Farmers cannot control the weather but Yorke Peninsula-based ag consultant Leighton Wilksch says they can receive more reliable forecasts for their farms.
This will be increasingly important as they grapple with the changing climate.
For the past eight years he has been working with farmers across SA and into the Vic Wimmera.
His Agbyte business distributes ag sensor technology such as automated weather stations and soil moisture probes and helps farmers analyse the data.
He says the collection and extraction of this data is evolving rapidly and the information is becoming available in “near real-time” to assist in on-farm decision-making.
“You could be logged in while you are having your breakfast to decide whether to spray that morning or look at the soil moisture probe to see whether next week you should be applying nitrogen, based on the soil moisture levels,” he said.
Another major driver for farmers to install weather stations has been to determine fire danger index and when conditions are safe to harvest.

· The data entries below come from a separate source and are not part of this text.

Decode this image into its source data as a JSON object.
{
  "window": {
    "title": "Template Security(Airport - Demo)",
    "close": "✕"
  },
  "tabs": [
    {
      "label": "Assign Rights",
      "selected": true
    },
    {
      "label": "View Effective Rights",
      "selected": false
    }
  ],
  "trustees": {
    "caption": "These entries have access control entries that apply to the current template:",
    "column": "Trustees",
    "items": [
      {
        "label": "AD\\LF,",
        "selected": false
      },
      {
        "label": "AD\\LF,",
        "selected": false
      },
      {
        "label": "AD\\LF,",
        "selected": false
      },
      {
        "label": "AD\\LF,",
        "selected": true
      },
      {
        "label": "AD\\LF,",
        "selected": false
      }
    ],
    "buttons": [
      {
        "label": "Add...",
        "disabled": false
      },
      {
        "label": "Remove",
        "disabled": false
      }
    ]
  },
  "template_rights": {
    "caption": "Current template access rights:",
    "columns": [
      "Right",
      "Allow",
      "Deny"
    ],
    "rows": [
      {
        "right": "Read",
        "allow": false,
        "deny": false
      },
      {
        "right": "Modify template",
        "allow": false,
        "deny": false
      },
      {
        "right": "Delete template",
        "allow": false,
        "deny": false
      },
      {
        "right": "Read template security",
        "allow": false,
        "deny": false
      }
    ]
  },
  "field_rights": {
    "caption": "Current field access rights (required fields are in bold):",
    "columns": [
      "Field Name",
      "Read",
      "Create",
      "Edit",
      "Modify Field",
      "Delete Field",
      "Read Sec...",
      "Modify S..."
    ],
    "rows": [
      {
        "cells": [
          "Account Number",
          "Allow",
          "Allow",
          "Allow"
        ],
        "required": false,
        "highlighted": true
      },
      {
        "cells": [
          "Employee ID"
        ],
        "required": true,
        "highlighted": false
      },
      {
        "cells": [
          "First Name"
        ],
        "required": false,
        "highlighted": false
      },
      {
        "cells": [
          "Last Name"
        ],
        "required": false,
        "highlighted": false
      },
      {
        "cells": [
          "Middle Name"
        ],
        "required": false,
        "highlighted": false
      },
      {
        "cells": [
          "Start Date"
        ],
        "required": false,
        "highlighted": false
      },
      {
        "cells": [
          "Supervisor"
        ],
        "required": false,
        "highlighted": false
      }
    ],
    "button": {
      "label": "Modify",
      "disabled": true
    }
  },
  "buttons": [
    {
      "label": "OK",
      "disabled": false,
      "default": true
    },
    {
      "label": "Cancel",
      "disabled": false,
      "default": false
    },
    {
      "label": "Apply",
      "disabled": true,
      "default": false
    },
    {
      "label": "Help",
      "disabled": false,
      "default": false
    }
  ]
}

With data updated every 15 minutes, decision-making can be rapid to allow for a safer harvesting workplace.
Mr Wilksch says the historical data gathered from ag sensors can also be useful for insurance claims or spray drift issues.
“Being able to demonstrate what we have done and why we have done it will be key to maintaining our social licence to farm, especially next to urban areas.”
Mr Wilksch says ag is on the cusp of exciting “dynamic forecasting” where farmers and their neighbours can work together to share their information.
“There could be 50 weather stations on the YP that we could feed all the data collected from into the model and then sharpen and refine the forecasts for wind speed conditions, frost events and the fire danger index on each farm.”
Many farmers have installed probes along with weather stations to measure available soil moisture and crop water use at different depths in the profile.
This technology has been in use for more than 20 years in viticulture and horticulture but in the past five years Mr Wilksch says it has been increasingly adopted by broadacre farming.
The majority of soil moisture probes are 1.2 metres long with the first measurements collected at 10 centimetres to 15cm below the surface but Mr Wilksch says more 1.6m probes are now being used to track longer term changes in deep soil moisture.
Quantifying available moisture is valuable for farmers to make decisions during the growing season and for next year’s rotations.
“Our crops this year have not grown the biomass during the season to extract the soil moisture with the graphs showing plenty of residual moisture at 90cm and below in many cases,” he said.
“Without the probes we may have thought because it was a dry year there would be nothing left.”
Many farms have only installed one probe so Mr Wilksch says location is key, putting the soil moisture probe in a “median soil type.”
He estimates nearly one quarter of cropping farms in the Mid North and YP have adopted soil moisture probes but hopes the LoRa (Long Range) low power wide area network – a WIFi network for your farm – will be a game-changer, reducing the costs further.
It is being trialled across the country with various providers, including Mr Wilksch, to assess the reliability and range that these networks can operate at.
“By enabling multiple sensors to be plugged into the one (telemetry) site it could reduce the cost of monitoring devices; whether it be soil moisture probes, weather stations or trough and tank level sensors" he said.